A cynic might call that calculated, and maybe it is. Or, like most people in their mid-20s today, Teitelbaum is just very good at the internet. But those lyrical dispatches also showcase a level of craftsmanship that Teitelbaum likely developed making the big tent pop music she abandoned. Decades ago, those musical pursuits would have been left for dead, but in the 21st century they're a digital trail for anyone to follow, dots to connect to her current work. Subject-wise she's still working around the same themes — love, lust, co-dependency, heartbreak — but there's a concision to her words now that makes them cut deeper. 
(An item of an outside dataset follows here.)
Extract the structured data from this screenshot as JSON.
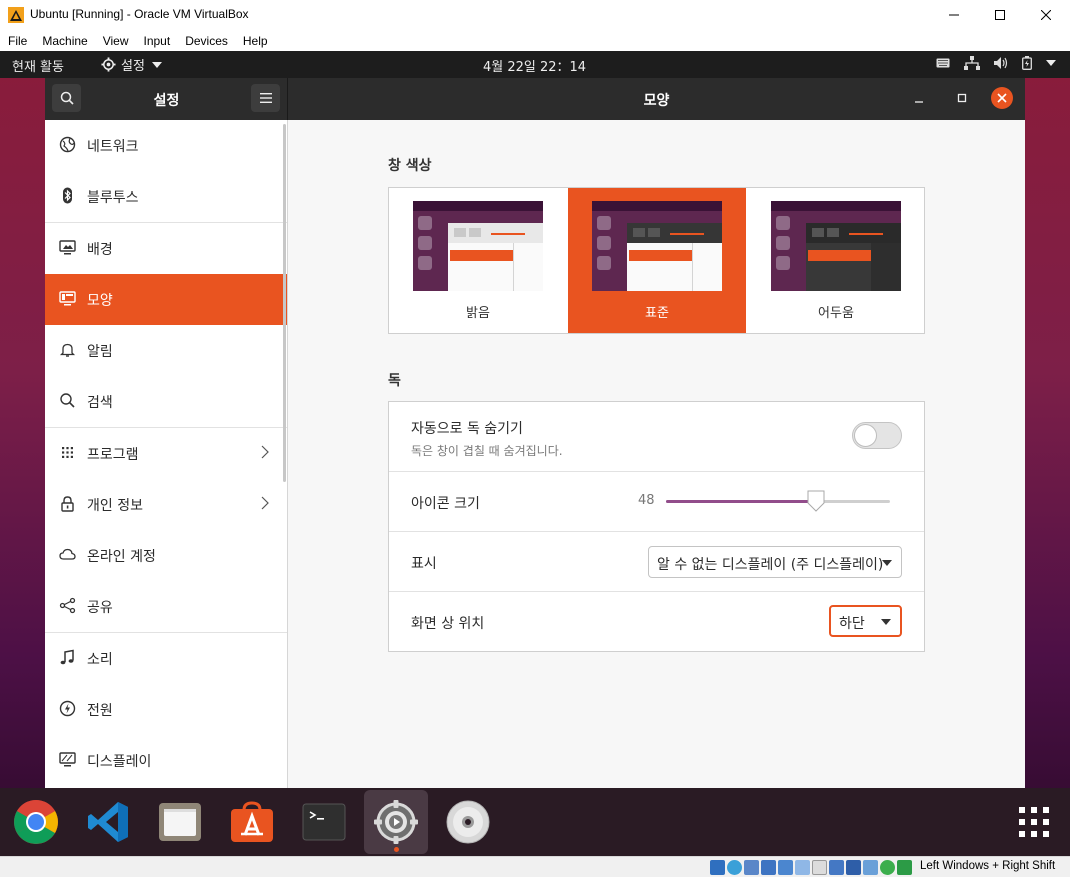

Teaming with producer Yves Rothman, who previously worked with Girlpool and Porches among many others, Teitelbaum dresses her music in a modern indie take on '90s loud-quite-loud alt rock. It works remarkably well, with most songs exploding into a big, sing-it-to-the-rafters chorus. Comparisons to Hole and Nirvana are apt, but her pop instincts push her closer to Jagged Little Pill-era Alanis Morrisette, another artist who abandoned pop artifice for raw self-expression set to crunchy guitars, albeit at a much different scale. 

Blondshell's early singles have been rattling around in many people's heads for months, leaving a growing audience primed for its unreleased songs that build out the world she's already created. Taken as a whole, this is the kind of record that will infect your life, to paraphrase "Sepsis," one of the record's standouts. I, for one, am down to let it kill me.